Syed S K, Kim S, Paik W K
Fels Institute for Cancer Research and Molecular Biology, Temple University School of Medicine, Philadelphia, PA 19140.
J Protein Chem. 1993 Oct;12(5):603-12. doi: 10.1007/BF01025125.
Employing a photoaffinity labeling procedure with 8-azido-S-adenosyl-L-[methyl-3H]methionine (8-N3-Ado[methyl-3H]Met), the binding sites for S-adenosyl-L-methionine(AdoMet) of three protein N-methyltransferases [AdoMet:myelin basic protein-arginine N-methyltransferase (EC 2.1.1.23); AdoMet:histone-arginine N-methyltransferase (EC2.1.1.23); and AdoMet:cytochrome c-lysine N-methyltransferase (EC2.1.1.59)] have been investigated. The incorporation of the photoaffinity label into the enzymes upon UV irradiation was highly specific. In order to define the AdoMet binding sites, the photolabeled enzymes were sequentially digested with trypsin, chymotrypsin, and endoproteinase Glu-C. After each proteolytic digestion, radiolabeled peptide from each enzyme was resolved on HPLC first by gradient elution and further purified by an isocratic elution. Retention times of the purified radiolabeled peptides from the three enzymes from the corresponding proteolysis were significantly different, indicating that their sizes and compositions were different. Amino acid composition analysis of these peptides confirmed further that the AdoMet binding sites of these protein N-methyltransferases are quite different.

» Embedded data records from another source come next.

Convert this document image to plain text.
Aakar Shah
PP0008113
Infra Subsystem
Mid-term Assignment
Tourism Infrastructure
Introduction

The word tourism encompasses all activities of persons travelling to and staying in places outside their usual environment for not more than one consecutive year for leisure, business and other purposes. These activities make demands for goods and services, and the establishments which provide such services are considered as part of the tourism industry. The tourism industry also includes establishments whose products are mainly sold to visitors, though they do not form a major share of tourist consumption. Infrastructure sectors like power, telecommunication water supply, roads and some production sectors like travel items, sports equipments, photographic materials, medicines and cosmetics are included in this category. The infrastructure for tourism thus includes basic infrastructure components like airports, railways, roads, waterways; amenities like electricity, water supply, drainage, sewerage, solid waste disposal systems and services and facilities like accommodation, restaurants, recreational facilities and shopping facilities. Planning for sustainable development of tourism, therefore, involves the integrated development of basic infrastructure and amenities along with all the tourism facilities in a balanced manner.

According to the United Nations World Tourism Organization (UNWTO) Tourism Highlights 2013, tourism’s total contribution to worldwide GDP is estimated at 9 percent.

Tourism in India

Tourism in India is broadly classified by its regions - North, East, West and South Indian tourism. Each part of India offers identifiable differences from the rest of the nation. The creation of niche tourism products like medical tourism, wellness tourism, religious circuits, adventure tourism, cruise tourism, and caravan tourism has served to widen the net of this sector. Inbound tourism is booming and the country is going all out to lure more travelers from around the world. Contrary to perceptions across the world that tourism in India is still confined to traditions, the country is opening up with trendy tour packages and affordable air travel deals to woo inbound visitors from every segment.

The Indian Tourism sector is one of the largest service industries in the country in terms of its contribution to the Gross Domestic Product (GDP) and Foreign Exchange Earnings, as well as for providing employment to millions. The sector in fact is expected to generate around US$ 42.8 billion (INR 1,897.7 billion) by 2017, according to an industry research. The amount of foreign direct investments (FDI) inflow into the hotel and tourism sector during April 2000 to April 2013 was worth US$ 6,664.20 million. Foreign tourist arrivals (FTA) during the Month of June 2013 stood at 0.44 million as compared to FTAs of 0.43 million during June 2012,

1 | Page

利用8-叠氮基-S-腺苷-L-[甲基-³H]甲硫氨酸(8-N3-Ado[甲基-³H]Met)的光亲和标记程序,对三种蛋白质N-甲基转移酶[S-腺苷-L-甲硫氨酸(AdoMet):髓鞘碱性蛋白-精氨酸N-甲基转移酶(EC 2.1.1.23);AdoMet:组蛋白-精氨酸N-甲基转移酶(EC2.1.1.23);以及AdoMet:细胞色素c-赖氨酸N-甲基转移酶(EC2.1.1.59)]的AdoMet结合位点进行了研究。紫外线照射后,光亲和标记物掺入酶中的过程具有高度特异性。为了确定AdoMet结合位点,将光标记的酶依次用胰蛋白酶、胰凝乳蛋白酶和内肽酶Glu-C进行消化。每次蛋白水解消化后,首先通过梯度洗脱在高效液相色谱(HPLC)上分离每种酶的放射性标记肽,然后通过等度洗脱进一步纯化。来自相应蛋白水解的三种酶的纯化放射性标记肽的保留时间有显著差异,表明它们的大小和组成不同。对这些肽的氨基酸组成分析进一步证实,这些蛋白质N-甲基转移酶的AdoMet结合位点有很大差异。